Average Cost of Hernia Surgery without Insurance
When an internal organ in your body, such as the stomach or intestine, bulges through muscle or skin, you end up with what doctors call a hernia.
Usually, this happens suddenly after straining or lifting weak muscles. The actual prevalence of hernias is difficult to determine precisely, but hernias are a common condition. The Cleveland Clinic notes that millions of hernia repairs are performed annually in the United States, though specific figures may vary.
Surgery is necessary to remedy the condition.
If you are wondering how much the procedure would cost you, especially if you are not covered by insurance, keep reading.
What are the Costs Associated with Hernia Surgery?
Most hernias happen in the groin area and when we say that, we are talking about a whopping 70% experiencing this.
This is called an inguinal hernia, which can be repaired through laparoscopic or open surgery.
Cost estimates for hernia surgery without insurance can vary widely based on the hospital, geographic location, and the specific details of the procedure. While some sources may cite average costs for open hernia surgery in the range of $4,200 to $6,200, actual prices can significantly differ.
Those who have coverage will pay coinsurance rates and deductible fees.
Deductibles for health insurance policies vary greatly depending on the plan and insurer. While some surveys may suggest an average deductible, individuals must consult their health insurance policy for accurate deductible amounts.
Coinsurance rates differ across health insurance plans, and the out-of-pocket cost for a patient with insurance undergoing hernia repair surgery can vary. Patients should verify their plan’s coinsurance rates and coverage details to understand their financial responsibility.
The cost of repairing an umbilical hernia without insurance can vary significantly, and while some estimates suggest costs between $4,000 and $11,000, factors such as the surgery center, complexity of the hernia, and additional medical needs can affect the final price.
Some individuals may delay surgery and use a hernia truss temporarily to manage symptoms. The cost of a hernia truss can vary, but it’s important to note that it is generally considered a supportive rather than curative measure.
When a patient decides to get hernia surgery, they also have to consider that aftercare costs must be met.
For instance, they may need pain medication as well as rehabilitation services. They will also have to take some time off from their regular schedule.
A patient with open surgery can start light work two weeks post-surgery.
However, if patients handle heavier tasks such as manual labor, they must wait 3-12 weeks before resuming work.

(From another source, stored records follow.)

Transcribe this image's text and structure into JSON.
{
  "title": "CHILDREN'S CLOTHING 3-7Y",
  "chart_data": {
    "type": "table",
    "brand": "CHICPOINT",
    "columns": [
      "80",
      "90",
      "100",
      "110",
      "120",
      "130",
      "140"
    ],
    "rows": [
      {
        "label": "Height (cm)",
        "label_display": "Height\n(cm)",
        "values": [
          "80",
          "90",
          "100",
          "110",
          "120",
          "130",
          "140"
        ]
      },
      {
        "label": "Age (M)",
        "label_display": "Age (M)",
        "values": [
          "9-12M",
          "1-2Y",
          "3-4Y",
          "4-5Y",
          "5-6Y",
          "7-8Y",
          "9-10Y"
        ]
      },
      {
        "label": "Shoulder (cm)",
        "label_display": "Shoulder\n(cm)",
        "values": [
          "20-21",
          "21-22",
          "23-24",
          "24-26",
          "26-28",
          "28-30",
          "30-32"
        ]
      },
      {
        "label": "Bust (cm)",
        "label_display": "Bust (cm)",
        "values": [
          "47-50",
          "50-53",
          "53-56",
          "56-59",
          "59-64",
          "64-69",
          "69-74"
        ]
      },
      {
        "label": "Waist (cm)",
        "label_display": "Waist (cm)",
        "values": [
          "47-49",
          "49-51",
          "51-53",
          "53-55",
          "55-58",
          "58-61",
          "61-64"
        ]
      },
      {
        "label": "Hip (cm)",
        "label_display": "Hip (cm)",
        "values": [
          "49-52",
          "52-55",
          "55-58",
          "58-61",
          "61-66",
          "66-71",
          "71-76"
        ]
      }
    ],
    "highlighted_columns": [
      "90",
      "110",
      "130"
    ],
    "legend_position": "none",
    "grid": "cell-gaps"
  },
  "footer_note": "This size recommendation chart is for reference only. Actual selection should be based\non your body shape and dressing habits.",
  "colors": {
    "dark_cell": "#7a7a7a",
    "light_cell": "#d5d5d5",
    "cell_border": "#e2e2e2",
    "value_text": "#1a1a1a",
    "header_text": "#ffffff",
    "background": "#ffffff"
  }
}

For laparoscopic surgery, patients must wait a week or two before resuming work but only if they handle light duties. For those handling heavier tasks, a waiting period of 2-4 weeks should suffice.
Of course, the Family Medical Leave Act protects employees from being laid off as they recover from such procedures.

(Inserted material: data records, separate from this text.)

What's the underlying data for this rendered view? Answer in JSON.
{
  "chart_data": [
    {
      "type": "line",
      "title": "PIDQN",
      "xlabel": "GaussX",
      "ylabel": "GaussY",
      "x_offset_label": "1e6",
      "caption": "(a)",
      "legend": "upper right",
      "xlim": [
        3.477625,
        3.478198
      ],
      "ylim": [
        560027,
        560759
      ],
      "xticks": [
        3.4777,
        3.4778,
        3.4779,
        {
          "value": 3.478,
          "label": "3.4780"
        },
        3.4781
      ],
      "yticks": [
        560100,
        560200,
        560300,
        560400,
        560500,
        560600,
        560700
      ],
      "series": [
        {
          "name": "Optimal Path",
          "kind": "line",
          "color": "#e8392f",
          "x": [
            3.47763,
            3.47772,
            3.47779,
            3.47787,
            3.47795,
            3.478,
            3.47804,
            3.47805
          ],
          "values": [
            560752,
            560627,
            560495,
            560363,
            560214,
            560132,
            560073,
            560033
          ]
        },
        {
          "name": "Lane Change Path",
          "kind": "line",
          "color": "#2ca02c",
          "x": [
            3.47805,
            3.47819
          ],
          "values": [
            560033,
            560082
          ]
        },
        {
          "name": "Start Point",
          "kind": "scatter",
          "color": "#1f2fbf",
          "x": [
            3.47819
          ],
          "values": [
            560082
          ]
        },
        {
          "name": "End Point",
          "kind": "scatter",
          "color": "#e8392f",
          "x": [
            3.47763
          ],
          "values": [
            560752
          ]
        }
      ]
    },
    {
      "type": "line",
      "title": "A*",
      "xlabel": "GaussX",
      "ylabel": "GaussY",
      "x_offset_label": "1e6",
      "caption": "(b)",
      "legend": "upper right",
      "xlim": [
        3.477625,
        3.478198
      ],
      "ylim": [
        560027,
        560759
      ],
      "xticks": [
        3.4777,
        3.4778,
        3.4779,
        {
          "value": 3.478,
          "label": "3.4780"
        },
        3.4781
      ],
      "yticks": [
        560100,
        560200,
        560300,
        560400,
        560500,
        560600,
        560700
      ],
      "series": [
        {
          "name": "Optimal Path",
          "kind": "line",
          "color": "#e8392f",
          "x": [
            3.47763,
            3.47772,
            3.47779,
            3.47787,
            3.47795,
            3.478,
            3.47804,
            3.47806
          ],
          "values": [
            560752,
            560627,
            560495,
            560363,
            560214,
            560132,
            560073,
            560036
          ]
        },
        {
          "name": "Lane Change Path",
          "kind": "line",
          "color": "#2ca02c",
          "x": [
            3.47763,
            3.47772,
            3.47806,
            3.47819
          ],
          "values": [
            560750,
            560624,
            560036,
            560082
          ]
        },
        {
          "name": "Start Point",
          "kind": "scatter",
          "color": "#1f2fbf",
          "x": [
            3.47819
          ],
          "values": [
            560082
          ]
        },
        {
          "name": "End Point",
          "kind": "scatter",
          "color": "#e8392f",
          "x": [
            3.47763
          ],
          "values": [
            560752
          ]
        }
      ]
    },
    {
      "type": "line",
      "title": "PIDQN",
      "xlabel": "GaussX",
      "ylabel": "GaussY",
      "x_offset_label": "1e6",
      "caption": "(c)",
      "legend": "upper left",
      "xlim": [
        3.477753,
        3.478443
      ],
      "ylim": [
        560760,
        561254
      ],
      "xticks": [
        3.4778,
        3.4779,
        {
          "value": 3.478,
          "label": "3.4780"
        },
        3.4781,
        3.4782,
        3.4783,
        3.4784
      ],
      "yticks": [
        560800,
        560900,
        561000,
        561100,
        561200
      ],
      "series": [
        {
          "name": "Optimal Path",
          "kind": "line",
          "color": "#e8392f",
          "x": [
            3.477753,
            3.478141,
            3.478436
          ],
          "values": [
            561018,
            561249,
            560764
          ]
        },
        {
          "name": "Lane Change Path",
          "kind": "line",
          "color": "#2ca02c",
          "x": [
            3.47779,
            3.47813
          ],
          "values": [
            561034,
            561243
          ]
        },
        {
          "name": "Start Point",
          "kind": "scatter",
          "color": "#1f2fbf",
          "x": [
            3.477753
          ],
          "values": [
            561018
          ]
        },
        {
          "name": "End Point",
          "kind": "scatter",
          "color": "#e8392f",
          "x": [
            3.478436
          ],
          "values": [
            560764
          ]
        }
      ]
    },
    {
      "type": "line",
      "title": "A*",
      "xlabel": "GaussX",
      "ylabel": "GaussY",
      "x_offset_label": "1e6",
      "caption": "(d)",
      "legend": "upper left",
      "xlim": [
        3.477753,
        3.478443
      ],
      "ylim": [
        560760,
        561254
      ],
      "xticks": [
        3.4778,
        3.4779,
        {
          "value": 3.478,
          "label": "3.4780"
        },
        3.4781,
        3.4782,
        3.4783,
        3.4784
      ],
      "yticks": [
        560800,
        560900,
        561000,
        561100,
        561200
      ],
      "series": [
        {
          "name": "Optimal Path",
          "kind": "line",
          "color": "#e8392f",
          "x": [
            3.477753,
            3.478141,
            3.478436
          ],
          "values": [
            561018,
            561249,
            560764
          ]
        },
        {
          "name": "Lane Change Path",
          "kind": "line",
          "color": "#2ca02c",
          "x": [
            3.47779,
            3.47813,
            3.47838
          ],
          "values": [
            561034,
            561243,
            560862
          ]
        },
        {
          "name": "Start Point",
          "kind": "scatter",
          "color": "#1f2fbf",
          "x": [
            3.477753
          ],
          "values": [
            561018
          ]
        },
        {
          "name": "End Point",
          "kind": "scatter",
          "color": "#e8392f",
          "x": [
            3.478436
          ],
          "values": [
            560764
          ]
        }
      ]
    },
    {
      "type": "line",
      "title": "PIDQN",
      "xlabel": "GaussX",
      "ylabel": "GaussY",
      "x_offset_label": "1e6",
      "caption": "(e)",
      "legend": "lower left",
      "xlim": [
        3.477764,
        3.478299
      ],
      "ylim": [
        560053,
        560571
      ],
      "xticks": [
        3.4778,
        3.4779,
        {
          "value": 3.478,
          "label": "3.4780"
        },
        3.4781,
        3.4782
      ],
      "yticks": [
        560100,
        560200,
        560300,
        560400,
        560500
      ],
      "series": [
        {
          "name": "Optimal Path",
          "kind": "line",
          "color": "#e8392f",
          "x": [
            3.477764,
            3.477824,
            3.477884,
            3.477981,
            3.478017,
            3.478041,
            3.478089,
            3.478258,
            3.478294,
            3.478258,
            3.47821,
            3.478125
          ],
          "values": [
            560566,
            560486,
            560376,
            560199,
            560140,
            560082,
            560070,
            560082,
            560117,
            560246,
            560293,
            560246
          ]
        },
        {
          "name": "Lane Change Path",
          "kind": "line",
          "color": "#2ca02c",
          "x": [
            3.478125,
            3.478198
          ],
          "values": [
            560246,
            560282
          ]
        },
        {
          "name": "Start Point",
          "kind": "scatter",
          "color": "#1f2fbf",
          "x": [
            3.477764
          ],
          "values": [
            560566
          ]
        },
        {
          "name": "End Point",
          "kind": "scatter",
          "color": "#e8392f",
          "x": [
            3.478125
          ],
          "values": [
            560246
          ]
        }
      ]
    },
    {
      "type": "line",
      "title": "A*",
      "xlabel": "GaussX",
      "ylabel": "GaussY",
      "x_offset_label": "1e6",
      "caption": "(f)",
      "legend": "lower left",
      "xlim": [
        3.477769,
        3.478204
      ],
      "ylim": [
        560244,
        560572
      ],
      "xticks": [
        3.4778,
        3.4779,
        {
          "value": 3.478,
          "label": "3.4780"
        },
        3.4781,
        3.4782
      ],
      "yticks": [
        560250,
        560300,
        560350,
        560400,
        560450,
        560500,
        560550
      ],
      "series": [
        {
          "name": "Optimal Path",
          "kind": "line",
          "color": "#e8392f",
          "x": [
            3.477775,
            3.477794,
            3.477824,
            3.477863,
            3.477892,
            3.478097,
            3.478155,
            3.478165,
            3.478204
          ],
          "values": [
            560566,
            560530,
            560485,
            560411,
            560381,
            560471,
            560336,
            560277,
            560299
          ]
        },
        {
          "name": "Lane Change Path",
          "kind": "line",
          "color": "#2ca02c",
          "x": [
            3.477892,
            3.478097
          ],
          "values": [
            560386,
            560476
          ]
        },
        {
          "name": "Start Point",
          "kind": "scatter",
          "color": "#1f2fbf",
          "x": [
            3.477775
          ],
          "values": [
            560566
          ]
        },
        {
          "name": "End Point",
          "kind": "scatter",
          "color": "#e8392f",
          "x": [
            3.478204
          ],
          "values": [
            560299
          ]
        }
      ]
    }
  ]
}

That said, employers do not need to pay their employees beyond sick leave and accrued vacation time during recovery.
Having a hernia surgery is not cheap, especially without insurance coverage but the good news is that most hospitals offer financial aid to low-income individuals and families.

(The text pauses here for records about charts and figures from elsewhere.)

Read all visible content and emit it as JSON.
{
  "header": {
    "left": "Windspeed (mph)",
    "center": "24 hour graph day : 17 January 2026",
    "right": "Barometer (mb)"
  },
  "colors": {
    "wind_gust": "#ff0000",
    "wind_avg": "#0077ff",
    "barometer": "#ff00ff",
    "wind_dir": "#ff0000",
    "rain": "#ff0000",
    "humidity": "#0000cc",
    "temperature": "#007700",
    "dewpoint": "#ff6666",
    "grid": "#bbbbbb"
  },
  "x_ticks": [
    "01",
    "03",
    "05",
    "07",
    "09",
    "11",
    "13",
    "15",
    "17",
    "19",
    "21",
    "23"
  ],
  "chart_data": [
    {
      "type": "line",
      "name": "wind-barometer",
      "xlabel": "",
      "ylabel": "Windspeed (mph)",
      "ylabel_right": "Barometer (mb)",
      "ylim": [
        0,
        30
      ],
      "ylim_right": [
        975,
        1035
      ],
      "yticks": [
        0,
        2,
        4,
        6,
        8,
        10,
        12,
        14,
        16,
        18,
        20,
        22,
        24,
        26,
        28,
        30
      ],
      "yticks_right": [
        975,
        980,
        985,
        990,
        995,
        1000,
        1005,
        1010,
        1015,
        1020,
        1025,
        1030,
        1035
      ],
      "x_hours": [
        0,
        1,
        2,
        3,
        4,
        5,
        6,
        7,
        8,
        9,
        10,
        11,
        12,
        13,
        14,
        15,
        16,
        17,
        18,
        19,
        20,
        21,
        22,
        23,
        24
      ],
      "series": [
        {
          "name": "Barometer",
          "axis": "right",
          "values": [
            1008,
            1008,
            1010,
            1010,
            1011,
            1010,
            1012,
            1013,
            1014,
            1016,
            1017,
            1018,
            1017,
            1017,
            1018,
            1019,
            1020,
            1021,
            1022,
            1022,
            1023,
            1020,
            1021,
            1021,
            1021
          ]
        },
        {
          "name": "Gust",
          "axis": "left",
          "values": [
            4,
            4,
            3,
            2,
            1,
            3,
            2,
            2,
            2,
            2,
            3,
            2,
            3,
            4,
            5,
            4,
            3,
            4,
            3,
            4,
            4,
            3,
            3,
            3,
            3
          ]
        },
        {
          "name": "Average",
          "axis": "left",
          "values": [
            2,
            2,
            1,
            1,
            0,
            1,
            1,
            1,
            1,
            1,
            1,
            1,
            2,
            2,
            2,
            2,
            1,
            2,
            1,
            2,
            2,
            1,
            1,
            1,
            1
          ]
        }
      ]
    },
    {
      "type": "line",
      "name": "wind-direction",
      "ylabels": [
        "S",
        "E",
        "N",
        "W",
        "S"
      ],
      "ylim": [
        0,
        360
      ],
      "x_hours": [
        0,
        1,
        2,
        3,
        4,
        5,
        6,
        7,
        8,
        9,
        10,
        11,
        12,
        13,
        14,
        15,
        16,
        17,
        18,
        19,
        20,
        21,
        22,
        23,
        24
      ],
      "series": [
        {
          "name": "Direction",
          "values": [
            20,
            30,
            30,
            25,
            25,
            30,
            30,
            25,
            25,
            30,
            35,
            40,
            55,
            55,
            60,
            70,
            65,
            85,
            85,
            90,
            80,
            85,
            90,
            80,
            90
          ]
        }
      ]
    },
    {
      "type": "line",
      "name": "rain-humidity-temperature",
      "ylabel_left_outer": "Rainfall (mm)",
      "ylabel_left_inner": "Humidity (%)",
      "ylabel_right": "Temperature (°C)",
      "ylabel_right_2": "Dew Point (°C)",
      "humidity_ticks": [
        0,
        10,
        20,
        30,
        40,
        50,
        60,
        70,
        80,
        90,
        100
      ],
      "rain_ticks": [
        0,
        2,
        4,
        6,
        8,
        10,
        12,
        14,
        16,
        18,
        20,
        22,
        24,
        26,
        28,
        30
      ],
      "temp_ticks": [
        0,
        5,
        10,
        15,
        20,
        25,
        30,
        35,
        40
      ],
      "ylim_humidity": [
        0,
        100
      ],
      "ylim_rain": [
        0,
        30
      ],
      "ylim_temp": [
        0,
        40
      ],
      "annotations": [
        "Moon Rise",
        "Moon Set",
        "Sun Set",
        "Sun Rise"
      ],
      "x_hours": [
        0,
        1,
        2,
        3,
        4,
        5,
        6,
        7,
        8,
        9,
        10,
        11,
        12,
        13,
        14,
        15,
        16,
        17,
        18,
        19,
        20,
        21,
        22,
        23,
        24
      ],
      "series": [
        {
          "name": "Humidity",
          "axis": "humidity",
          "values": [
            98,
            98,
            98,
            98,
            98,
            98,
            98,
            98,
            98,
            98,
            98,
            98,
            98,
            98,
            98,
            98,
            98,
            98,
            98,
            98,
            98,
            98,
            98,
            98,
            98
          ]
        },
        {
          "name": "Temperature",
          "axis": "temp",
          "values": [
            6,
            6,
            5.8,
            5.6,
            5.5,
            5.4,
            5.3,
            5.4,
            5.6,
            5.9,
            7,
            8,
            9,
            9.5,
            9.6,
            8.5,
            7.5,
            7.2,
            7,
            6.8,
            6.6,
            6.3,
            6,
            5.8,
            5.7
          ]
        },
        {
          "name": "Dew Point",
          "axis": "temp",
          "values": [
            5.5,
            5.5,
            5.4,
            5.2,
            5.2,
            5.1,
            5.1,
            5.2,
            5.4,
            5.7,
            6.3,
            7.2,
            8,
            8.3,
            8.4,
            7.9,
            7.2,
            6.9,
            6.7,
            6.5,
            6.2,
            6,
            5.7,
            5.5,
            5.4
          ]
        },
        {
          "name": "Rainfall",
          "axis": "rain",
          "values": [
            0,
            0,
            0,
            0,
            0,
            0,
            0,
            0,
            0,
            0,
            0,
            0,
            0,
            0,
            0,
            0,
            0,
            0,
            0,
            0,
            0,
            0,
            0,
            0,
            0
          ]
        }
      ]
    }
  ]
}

Of course, the aid level varies from facility to facility, so patients may want to factor this in while budgeting for the procedure.
Hernia Repair Necessities
A general or primary care physician will often refer their patient suffering a hernia to a surgeon who specializes in it.
It is the patient’s job to check the surgeon’s licensing and accreditation. They can do this online or physically.
Having a hernia also means purchasing things like a truss. If you decide to delay your surgery, you want to ensure that your truss fits and supports your hernia well.
A truss can offer total relief of hernia symptoms but it will not remedy the condition.
A pharmacist can always help patients with getting the right fit but what you need to keep in mind here is that the truss also costs money and you would have to part with between $15 and $110 for one.
Hernia repair surgery does not come cheap and patients usually get a reprieve through insurance coverage.
Without insurance, paying for the procedure can be exorbitant.
Granted, you can choose to delay the surgery, in which case you would need to use a truss, but that would cost you and you would still need the surgery.
There are also aftercare costs to be considered, so without insurance coverage, you can expect to pay more than $4,200 on the lower side and $11,000 on the higher side.